Premier Gold Mines (TSX: PG; US-OTC: PIRGF) is nearing producer status at the South Arturo mine in Nevada that it jointly owns with Barrick Gold (TSX: ABX; NYSE: ABX), and Ewan Downie, the junior’s president and CEO, forecasts the mine will produce 200,000 oz. gold next year, with Premier’s share at 80,000 oz.
The open-pit operation could generate US$85 million in free cash flow in 2016 at a US$1,200 per oz. gold price, and Downie forecasts cash costs of US$400 per oz. and all-in costs of US$730 per oz.

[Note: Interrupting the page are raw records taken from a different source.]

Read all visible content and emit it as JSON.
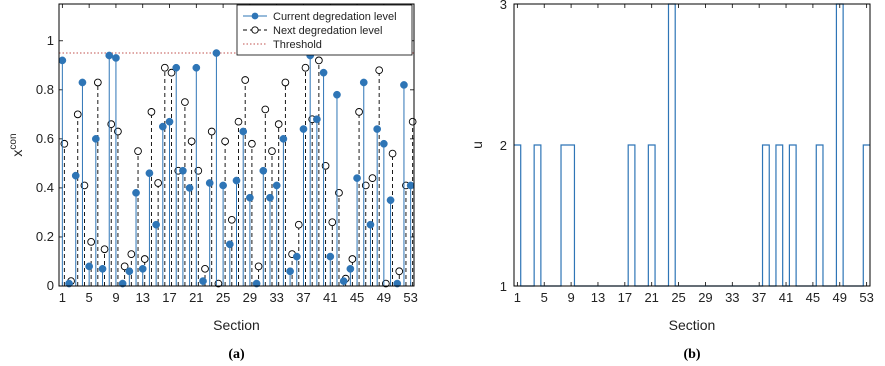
{
  "chart_data": [
    {
      "type": "stem",
      "panel_label": "(a)",
      "xlabel": "Section",
      "ylabel": "x",
      "ylabel_superscript": "con",
      "xlim": [
        0.5,
        53.5
      ],
      "ylim": [
        0,
        1.15
      ],
      "xticks": [
        1,
        5,
        9,
        13,
        17,
        21,
        25,
        29,
        33,
        37,
        41,
        45,
        49,
        53
      ],
      "yticks": [
        0,
        0.2,
        0.4,
        0.6,
        0.8,
        1
      ],
      "ytick_labels": [
        "0",
        "0.2",
        "0.4",
        "0.6",
        "0.8",
        "1"
      ],
      "threshold": 0.95,
      "legend_position": "top-right",
      "colors": {
        "current": "#2e75b6",
        "next": "#000000",
        "threshold": "#c0504d"
      },
      "series": [
        {
          "name": "Current degredation level",
          "style": "filled-stem",
          "x": [
            1,
            2,
            3,
            4,
            5,
            6,
            7,
            8,
            9,
            10,
            11,
            12,
            13,
            14,
            15,
            16,
            17,
            18,
            19,
            20,
            21,
            22,
            23,
            24,
            25,
            26,
            27,
            28,
            29,
            30,
            31,
            32,
            33,
            34,
            35,
            36,
            37,
            38,
            39,
            40,
            41,
            42,
            43,
            44,
            45,
            46,
            47,
            48,
            49,
            50,
            51,
            52,
            53
          ],
          "values": [
            0.92,
            0.01,
            0.45,
            0.83,
            0.08,
            0.6,
            0.07,
            0.94,
            0.93,
            0.01,
            0.06,
            0.38,
            0.07,
            0.46,
            0.25,
            0.65,
            0.67,
            0.89,
            0.47,
            0.4,
            0.89,
            0.02,
            0.42,
            0.95,
            0.41,
            0.17,
            0.43,
            0.63,
            0.36,
            0.01,
            0.47,
            0.36,
            0.41,
            0.6,
            0.06,
            0.12,
            0.64,
            0.94,
            0.68,
            0.87,
            0.12,
            0.78,
            0.02,
            0.07,
            0.44,
            0.83,
            0.25,
            0.64,
            0.58,
            0.35,
            0.01,
            0.82,
            0.41
          ]
        },
        {
          "name": "Next degredation level",
          "style": "open-dashed-stem",
          "x": [
            1,
            2,
            3,
            4,
            5,
            6,
            7,
            8,
            9,
            10,
            11,
            12,
            13,
            14,
            15,
            16,
            17,
            18,
            19,
            20,
            21,
            22,
            23,
            24,
            25,
            26,
            27,
            28,
            29,
            30,
            31,
            32,
            33,
            34,
            35,
            36,
            37,
            38,
            39,
            40,
            41,
            42,
            43,
            44,
            45,
            46,
            47,
            48,
            49,
            50,
            51,
            52,
            53
          ],
          "values": [
            0.58,
            0.02,
            0.7,
            0.41,
            0.18,
            0.83,
            0.15,
            0.66,
            0.63,
            0.08,
            0.13,
            0.55,
            0.11,
            0.71,
            0.42,
            0.89,
            0.87,
            0.47,
            0.75,
            0.59,
            0.47,
            0.07,
            0.63,
            0.01,
            0.59,
            0.27,
            0.67,
            0.84,
            0.58,
            0.08,
            0.72,
            0.55,
            0.66,
            0.83,
            0.13,
            0.25,
            0.89,
            0.68,
            0.92,
            0.49,
            0.26,
            0.38,
            0.03,
            0.11,
            0.71,
            0.41,
            0.44,
            0.88,
            0.01,
            0.54,
            0.06,
            0.41,
            0.67
          ]
        }
      ]
    },
    {
      "type": "step",
      "panel_label": "(b)",
      "xlabel": "Section",
      "ylabel": "u",
      "xlim": [
        0.5,
        53.5
      ],
      "ylim": [
        1,
        3
      ],
      "xticks": [
        1,
        5,
        9,
        13,
        17,
        21,
        25,
        29,
        33,
        37,
        41,
        45,
        49,
        53
      ],
      "yticks": [
        1,
        2,
        3
      ],
      "line_color": "#2e75b6",
      "x": [
        1,
        2,
        3,
        4,
        5,
        6,
        7,
        8,
        9,
        10,
        11,
        12,
        13,
        14,
        15,
        16,
        17,
        18,
        19,
        20,
        21,
        22,
        23,
        24,
        25,
        26,
        27,
        28,
        29,
        30,
        31,
        32,
        33,
        34,
        35,
        36,
        37,
        38,
        39,
        40,
        41,
        42,
        43,
        44,
        45,
        46,
        47,
        48,
        49,
        50,
        51,
        52,
        53
      ],
      "values": [
        2,
        1,
        1,
        2,
        1,
        1,
        1,
        2,
        2,
        1,
        1,
        1,
        1,
        1,
        1,
        1,
        1,
        2,
        1,
        1,
        2,
        1,
        1,
        3,
        1,
        1,
        1,
        1,
        1,
        1,
        1,
        1,
        1,
        1,
        1,
        1,
        1,
        2,
        1,
        2,
        1,
        2,
        1,
        1,
        1,
        2,
        1,
        1,
        3,
        1,
        1,
        1,
        2
      ]
    }
  ]
}
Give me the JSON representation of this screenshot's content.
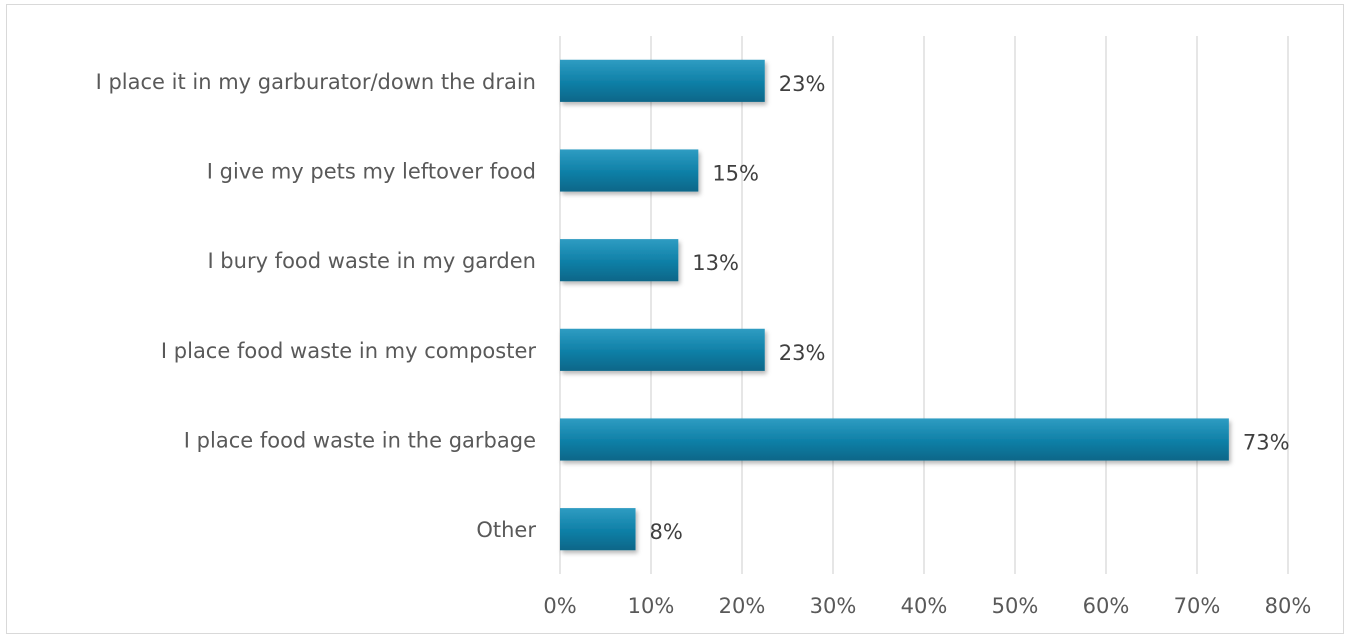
{
  "chart_data": {
    "type": "bar",
    "orientation": "horizontal",
    "categories": [
      "I place it in my garburator/down the drain",
      "I give my pets my leftover food",
      "I bury food waste in my garden",
      "I place food waste in my composter",
      "I place food waste in the garbage",
      "Other"
    ],
    "values": [
      22.5,
      15.2,
      13.0,
      22.5,
      73.5,
      8.3
    ],
    "data_labels": [
      "23%",
      "15%",
      "13%",
      "23%",
      "73%",
      "8%"
    ],
    "x_ticks": [
      "0%",
      "10%",
      "20%",
      "30%",
      "40%",
      "50%",
      "60%",
      "70%",
      "80%"
    ],
    "xlim": [
      0,
      80
    ],
    "grid": "vertical",
    "legend": "none",
    "title": "",
    "xlabel": "",
    "ylabel": "",
    "bar_color": "#0e7fa6",
    "bar_color_light": "#2f9cc2",
    "bar_color_dark": "#0a6688"
  }
}
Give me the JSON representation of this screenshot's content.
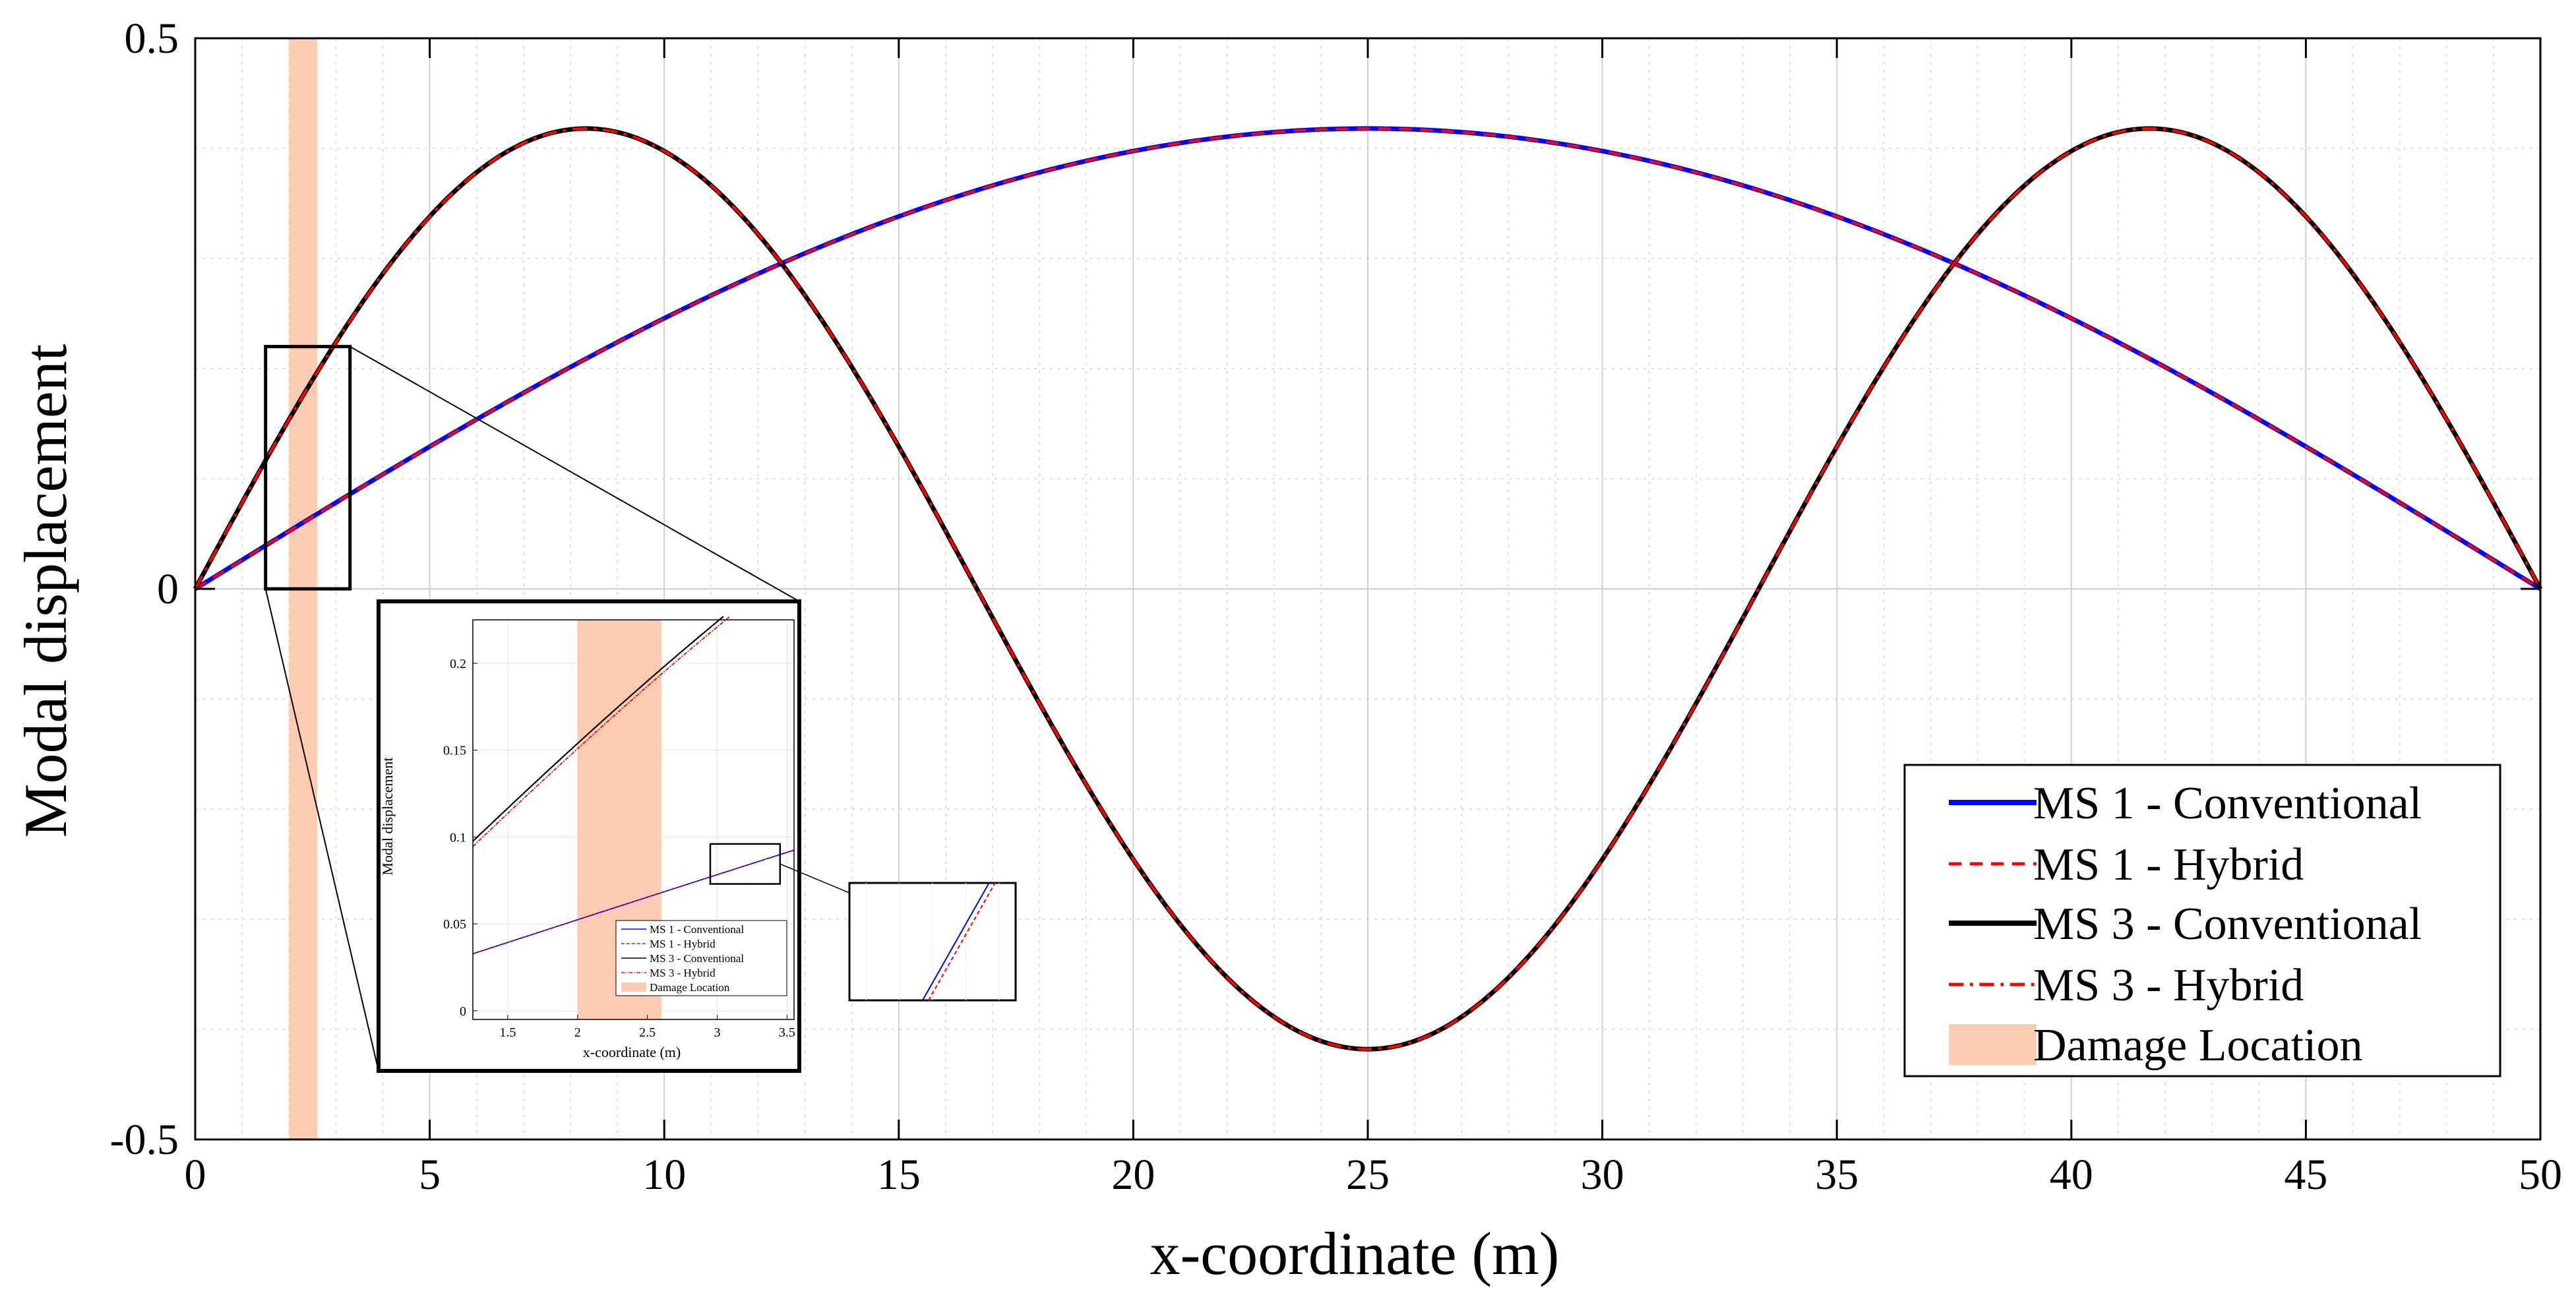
{
  "chart_data": [
    {
      "type": "line",
      "title": "",
      "xlabel": "x-coordinate (m)",
      "ylabel": "Modal displacement",
      "xlim": [
        0,
        50
      ],
      "ylim": [
        -0.5,
        0.5
      ],
      "xticks": [
        0,
        5,
        10,
        15,
        20,
        25,
        30,
        35,
        40,
        45,
        50
      ],
      "xtick_labels": [
        "0",
        "5",
        "10",
        "15",
        "20",
        "25",
        "30",
        "35",
        "40",
        "45",
        "50"
      ],
      "yticks": [
        -0.5,
        0,
        0.5
      ],
      "ytick_labels": [
        "-0.5",
        "0",
        "0.5"
      ],
      "grid": true,
      "legend_position": "bottom-right",
      "damage_location": {
        "x_range": [
          2.0,
          2.6
        ],
        "color": "#fdcbb1",
        "label": "Damage Location"
      },
      "zoom_box": {
        "x_range": [
          1.5,
          3.3
        ],
        "y_range": [
          0,
          0.22
        ]
      },
      "series": [
        {
          "name": "MS 1 - Conventional",
          "color": "#0000ff",
          "dash": "solid",
          "width": "thick",
          "mode_number": 1,
          "amplitude": 0.418
        },
        {
          "name": "MS 1 - Hybrid",
          "color": "#ff0000",
          "dash": "dashed",
          "width": "thin",
          "mode_number": 1,
          "amplitude": 0.418
        },
        {
          "name": "MS 3 - Conventional",
          "color": "#000000",
          "dash": "solid",
          "width": "thick",
          "mode_number": 3,
          "amplitude": 0.418
        },
        {
          "name": "MS 3 - Hybrid",
          "color": "#ff0000",
          "dash": "dashdot",
          "width": "thin",
          "mode_number": 3,
          "amplitude": 0.418
        }
      ]
    },
    {
      "type": "line",
      "title": "",
      "xlabel": "x-coordinate (m)",
      "ylabel": "Modal displacement",
      "xlim": [
        1.25,
        3.55
      ],
      "ylim": [
        -0.005,
        0.225
      ],
      "xticks": [
        1.5,
        2,
        2.5,
        3,
        3.5
      ],
      "xtick_labels": [
        "1.5",
        "2",
        "2.5",
        "3",
        "3.5"
      ],
      "yticks": [
        0,
        0.05,
        0.1,
        0.15,
        0.2
      ],
      "ytick_labels": [
        "0",
        "0.05",
        "0.1",
        "0.15",
        "0.2"
      ],
      "grid": true,
      "legend_position": "bottom-right",
      "damage_location": {
        "x_range": [
          2.0,
          2.6
        ],
        "color": "#fdcbb1",
        "label": "Damage Location"
      },
      "zoom_box": {
        "x_range": [
          2.95,
          3.45
        ],
        "y_range": [
          0.073,
          0.096
        ]
      },
      "series": [
        {
          "name": "MS 1 - Conventional",
          "color": "#0000ff",
          "dash": "solid"
        },
        {
          "name": "MS 1 - Hybrid",
          "color": "#ff0000",
          "dash": "dashed"
        },
        {
          "name": "MS 3 - Conventional",
          "color": "#000000",
          "dash": "solid"
        },
        {
          "name": "MS 3 - Hybrid",
          "color": "#ff0000",
          "dash": "dashdot"
        }
      ]
    },
    {
      "type": "line",
      "title": "",
      "xlim": [
        2.95,
        3.45
      ],
      "ylim": [
        0.073,
        0.096
      ],
      "series": [
        {
          "name": "MS 1 - Conventional",
          "color": "#0000ff",
          "dash": "solid"
        },
        {
          "name": "MS 1 - Hybrid",
          "color": "#ff0000",
          "dash": "dashed"
        }
      ]
    }
  ]
}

Most of the ore from South Arturo will be processed at Barrick’s Goldstrike facility 8 km away, so Premier doesn’t need to build a mill or a tailings site, Downie says, noting that the company shares none of the risks associated with operating the mine.
Premier acquired a 40% stake in the project from Goldcorp (TSX: G; NYSE: GG) for US$20 million in cash. Barrick owns the remaining 60% and is the operator. (Under the deal with Goldcorp in May, in addition to the sticker price, Premier transferred another 5% interest to Goldcorp in their Rahill-Bonanza joint-venture in Red Lake. Now Goldcorp owns 56% of that project and Premier holds 44%.)
“South Arturo wasn’t exactly a huge mine in Nevada and it was noncore to Goldcorp, and we had something of interest to them — the additional 5% of Red Lake — so it was an opportunity where they could increase their ownership and land package in a core area for them, and we got something that really helps us to move our company forward sooner than we would have done without the asset,” Downie says in an interview with The Northern Miner.
The mining executive adds that it’s rare a junior can land such prime real estate in Nevada. “Getting a piece of ground like South Arturo, which is right downtown Carlin, is unique,” he says. “A lot of juniors who are exploring in what’s called the Carlin or Battle Mountain trends are typically on the fringes of the main trends, and the Newmonts and the Barricks have over the years really consolidated most of the best ground, so the only opportunity to park right in here comes from a deal like this, where you’re partners with one of the majors.”
Downie notes that at US$20 million, Premier “wasn’t betting the farm” on South Arturo, and that the company sees a lot of upside on the property in terms of underground potential, in addition to the three more or less adjoining open pits.
The first open pit (called phase two) — which is scheduled to start production next year — will operate in 2016 (200,000 oz.) and 2017 (200,000 oz.), at which point it will be depleted of ore, Downie says. But the deposit continues down the anticline to depth and has high grades below the pit. “There are opportunities to put a ramp in the pit and continue mining at depth, and that would involve one to two years of hiatus of mining that zone, as underground infrastructure is put in place.”
An underground operation beyond the phase-two open pit would not likely start until 2019, as it would take a couple of years to get permitted and lay down infrastructure for underground mining, he says. At that point, the joint-venture partners would contemplate mining the phase-one and phase-three open pits, which are in the late stages of permitting.
“Phases one and three would include a heap-leach operation, so we’d have to build a heap-leach facility right there on-site, and then mine those open pits,” Downie explains. “Over the next year or two we’ll be doing economics on that, and fine-tuning, and hopefully the gold price will go up. We look forward to the opportunity to push the mine life out many years from both open-pit and underground mining on the property.”
Downie also emphasizes that Premier was in a fortunate position to jump on the South Arturo acquisition, because of its joint-venture agreement in February with Centerra Gold (TSX: CG; US-OTC: CAGDF) on Premier’s Trans-Canada property in Ontario’s Geraldton-Beardmore greenstone belt. Under the deal Centerra paid Premier an initial $85-million cash for its 50% limited partner interest in Trans-Canada, which includes Premier’s Hardrock deposit.
The transaction “put Premier in the pretty unique situation of being cash-rich … and there are certainly a lot of opportunities, so we are in the financial position that if we wanted to acquire something, we could,” he says.
Premier expects to end the year with $75 million in cash and investments, and wrap up 2016 with $100 million, it announced as part of its guidance on July 28.
At press time, Premier’s shares traded at $1.99 within a 52-week range of $1.61 to $3.10.
Joseph Fazzini of Dundee Capital Markets has a $3-per-share price target on the stock, while Jeff Killeen of CIBC a $3.50-per-share target price.